Ibu Venity Parker mempercepat laju mobilnya, meliuk dengan gesit di anatar kepadatan lalu-lintas Jakarta. Kecepatannya bertambah dua kali lipat, dia sungguh nampak tak sabar lagi, dia berharap dapat secepatnya tiba di sana. Seperti seorang yang sedang birahi berat dia menyetir mobilnya, mencoba menepis semua halangan dan rintangan tak berrarti apapun baginya, menyenggol tipis ke kanan lalu tipis ke kiri, dia ingin cepat menyelesaikannya, dia tidak perduli banyak hal yang mungjkin saja dia lewatkan. Dia sedang birahi.
Akhirnya dia sampai juga.
Jika dia adalah orang yang sedang bercinta, dia adalah pecinta yang bertipikal penuh semangat, yang terburu-buru, yang keluar dengan cepat, tidur lebih cepat, dan bangunnya paling belakangan.

Dia tiba dengan cepat.
Dia seorang penegmudi yang gila!
“Ini Pearl dan Sam!” Looke memperkenalkan kedua anaknya.
“Ini Tante Venity Parker. Temannya Papa!”
mereka bersalaman.
“panggil saja tante veni, papa memanggil tante seperti itu, bukan begitu, Looke?”
“Yep!”
“Tante cantik!”
“Iya, cantik!”
“Papa punya banyak teman perempuan cantik, seperti Tante!”
“Sam punya foto-fotonya, banyak sekali!”
“Ditempel sama papa di dinding, semuanya! Katanya teman-teman spesial!”
“Entah maksudnya apa!?”
“Foto Tante Veni ada tidak?”
“Sam?”
“Belum!”
“Benar, belum ada, Tante!”
“Looke, bagaimana ini?”
“Masih ada di tas papa, belum sempat ditempel!”
“Nanti minta foto Tante Veni sama Papa. Lalu Pearl dan Sam tempel di dinding, ya!”
“Pa...?”
“Nanti Papa kasih!”
Dia menyeringai ke arah Miss Veni.
“Pearl dan Sam, temani Tante Veni 'ngobrol, ya. Papa joging dulu, sebentar saja!”
Cepat Miss Venity akrab dengan Pearl dan Sam. Mereka duduk di tanah yang berlapis kain kotak-kotak mirip taplak meja itu, mulai bercerita, berbagi makanan dan minuman. Sesekali Miss Veni mencuri pandang yang dalam pada tubuh slim Looke, sambil berujar dalam hati..
“God..., wish me luck!”
Potongan yang sungguh tidak menarik dan sensual, tidak punya daya tarik seksual yang mampu meledakkan libido dalam sekejap mata dalam sekalipandang saja, karena itu tentu saja, sama sekali tidak marketable untuk dikomersialkan.
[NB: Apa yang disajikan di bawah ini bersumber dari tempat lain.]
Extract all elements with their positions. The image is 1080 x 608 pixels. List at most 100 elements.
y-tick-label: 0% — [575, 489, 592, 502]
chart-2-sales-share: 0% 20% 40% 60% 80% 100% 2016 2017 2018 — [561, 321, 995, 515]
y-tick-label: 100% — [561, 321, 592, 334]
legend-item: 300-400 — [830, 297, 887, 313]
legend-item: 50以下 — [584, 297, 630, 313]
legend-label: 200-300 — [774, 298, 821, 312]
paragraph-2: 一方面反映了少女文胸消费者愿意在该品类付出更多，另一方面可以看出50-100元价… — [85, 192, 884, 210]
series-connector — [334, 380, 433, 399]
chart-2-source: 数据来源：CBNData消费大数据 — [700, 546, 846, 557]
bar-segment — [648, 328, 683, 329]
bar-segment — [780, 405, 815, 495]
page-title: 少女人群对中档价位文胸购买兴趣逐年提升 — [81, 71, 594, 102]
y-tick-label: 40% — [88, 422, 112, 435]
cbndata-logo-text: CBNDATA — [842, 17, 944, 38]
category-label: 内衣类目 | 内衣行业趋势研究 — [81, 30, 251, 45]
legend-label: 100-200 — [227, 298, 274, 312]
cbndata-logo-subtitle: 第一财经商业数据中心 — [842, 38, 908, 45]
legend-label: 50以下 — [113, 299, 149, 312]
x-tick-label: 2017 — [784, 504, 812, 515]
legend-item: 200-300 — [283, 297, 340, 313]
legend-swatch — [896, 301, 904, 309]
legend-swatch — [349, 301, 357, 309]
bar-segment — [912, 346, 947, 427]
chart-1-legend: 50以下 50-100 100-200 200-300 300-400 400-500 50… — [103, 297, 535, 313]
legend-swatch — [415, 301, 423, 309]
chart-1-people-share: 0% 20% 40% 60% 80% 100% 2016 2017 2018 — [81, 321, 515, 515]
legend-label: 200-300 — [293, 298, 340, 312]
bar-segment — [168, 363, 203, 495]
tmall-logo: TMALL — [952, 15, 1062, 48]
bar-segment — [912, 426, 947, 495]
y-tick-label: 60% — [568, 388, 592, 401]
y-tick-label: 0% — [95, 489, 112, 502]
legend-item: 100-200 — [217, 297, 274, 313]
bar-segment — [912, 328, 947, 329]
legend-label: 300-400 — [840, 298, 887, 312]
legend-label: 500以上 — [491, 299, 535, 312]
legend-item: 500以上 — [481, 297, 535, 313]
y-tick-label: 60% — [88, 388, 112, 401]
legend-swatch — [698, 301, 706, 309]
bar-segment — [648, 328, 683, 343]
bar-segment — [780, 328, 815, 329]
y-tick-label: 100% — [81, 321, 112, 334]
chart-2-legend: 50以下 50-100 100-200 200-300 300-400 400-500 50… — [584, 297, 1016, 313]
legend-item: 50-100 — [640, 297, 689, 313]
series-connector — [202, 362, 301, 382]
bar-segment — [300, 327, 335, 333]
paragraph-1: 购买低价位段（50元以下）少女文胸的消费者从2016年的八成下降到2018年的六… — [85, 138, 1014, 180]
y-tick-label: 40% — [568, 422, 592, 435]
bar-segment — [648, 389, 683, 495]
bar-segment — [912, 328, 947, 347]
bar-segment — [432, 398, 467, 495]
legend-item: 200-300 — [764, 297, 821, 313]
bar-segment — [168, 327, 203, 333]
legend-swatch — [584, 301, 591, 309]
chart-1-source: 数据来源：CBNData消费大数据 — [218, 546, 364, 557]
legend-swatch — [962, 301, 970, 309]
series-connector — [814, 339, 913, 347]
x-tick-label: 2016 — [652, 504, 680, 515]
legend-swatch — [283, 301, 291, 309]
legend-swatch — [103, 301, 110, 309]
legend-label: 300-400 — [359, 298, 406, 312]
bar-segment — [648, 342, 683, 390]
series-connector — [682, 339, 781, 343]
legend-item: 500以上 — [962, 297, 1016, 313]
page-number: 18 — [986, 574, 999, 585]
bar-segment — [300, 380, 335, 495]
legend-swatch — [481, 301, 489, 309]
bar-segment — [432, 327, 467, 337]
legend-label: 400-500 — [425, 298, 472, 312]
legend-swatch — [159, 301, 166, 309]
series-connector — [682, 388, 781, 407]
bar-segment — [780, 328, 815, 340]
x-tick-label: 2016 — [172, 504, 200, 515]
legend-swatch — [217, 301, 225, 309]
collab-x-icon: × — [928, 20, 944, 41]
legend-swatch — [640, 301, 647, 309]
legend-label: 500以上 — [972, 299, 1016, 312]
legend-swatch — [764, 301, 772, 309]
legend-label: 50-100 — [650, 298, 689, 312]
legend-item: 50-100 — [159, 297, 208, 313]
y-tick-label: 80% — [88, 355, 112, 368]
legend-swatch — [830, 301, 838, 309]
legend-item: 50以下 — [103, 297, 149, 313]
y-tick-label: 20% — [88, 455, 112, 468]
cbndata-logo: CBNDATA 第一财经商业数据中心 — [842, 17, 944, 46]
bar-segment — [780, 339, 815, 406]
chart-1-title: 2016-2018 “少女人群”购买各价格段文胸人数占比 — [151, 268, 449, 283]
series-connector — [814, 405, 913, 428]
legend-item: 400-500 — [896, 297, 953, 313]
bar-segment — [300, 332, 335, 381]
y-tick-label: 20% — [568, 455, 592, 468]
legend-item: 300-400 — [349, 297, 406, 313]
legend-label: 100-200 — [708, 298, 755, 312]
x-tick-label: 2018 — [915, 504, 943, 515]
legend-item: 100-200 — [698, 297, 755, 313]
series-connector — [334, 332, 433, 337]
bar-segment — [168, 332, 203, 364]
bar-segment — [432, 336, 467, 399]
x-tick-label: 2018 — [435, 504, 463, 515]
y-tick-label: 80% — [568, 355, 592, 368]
Jika tidak sedang syahwat berat, perempuan yang punya banyak pilihan dan alternatif tentu saja akan berpikir dua kali lipat untuk membayarnya, untuk kenikhmatan dan kesenangan dengannya, sesuatu yang sifatnya untung-untungan, seperti sebuah percintaan yang dimulai dengan semangat yang menggebu-gebu namun berakhir di ujung alat-alat bantu, vibrator.
Namun Miss Venity sangat menyukai tubuhnya, dia menyukai gayanya, bagaimana dia mengapresiasikan kebutuhan sama seperti yang dia khayalkan. Dia memiliki kehidupan kelas atas yang sangat menarik, dia ingin membaginya dengan Looke. Jelas bahwa dia bukanlah seorang perempuan yang sedang krisi penghargaan. Kadang-kadang apresiasi yang diberikan oleh seseorang yang menerima sesuatu yang dia butuhkan, yang tidak dimiliki dan tidak dapat dimilikinya dengan mudah berbeda sama sekali dengan memberi kepada seseorang yang telah memiliki. Entahlah saya dapat menjelaskan maksud saya dengan baik atau tidak tapi tentu saja anda tidak akan merasakan apresiasi apapun yang dapat menguncang dan menggetarkan perasaan anda, arti pentingnya diri danda dan segala pemberian anda jika anda berderma kepada seorang pemilik bank. Pemberian anda tidak akan membuatnya bertambah kaya sedikitpun dan tidak pula menyentuh persoalan apapun dalam hidupnya. Derma anda seperti segenggam garam yang ditaburkan ke laut, untuk menggaraminya, mengasinkannya.
Veni Parker adalah seorang Ibu paruh baya yang sangat menarik di kelasnya, kulitnya jauh lebih lembut dan bersih dari kulit anaknya yang remaja, gayanya casual dan mampu bersosialisasi dengan cepat di lingkungan seperti apapun. Dia adalah seorang perempuan yang akan dengan mudah membuat anda jatuh cinta dengan sangat bersemangat, seperti Heidy Klum, sekali anda mengenalnya, anda tidak akan melupakannya seumur hidup. Hal-hal hebat dan menarik dalam hidupnya tidak pernah berhenti berputar. Mungkin inilah saatnya untuk menyenangkanmu, memuaskan dan membahagiakanmu.
Let me to entertain you!
“Rotinya Tante!”
Pearl memecah keheningan dengan memecah roti dalam beberapa bagian dan memberi bagian yang lebih kecil kepada Venity Parker.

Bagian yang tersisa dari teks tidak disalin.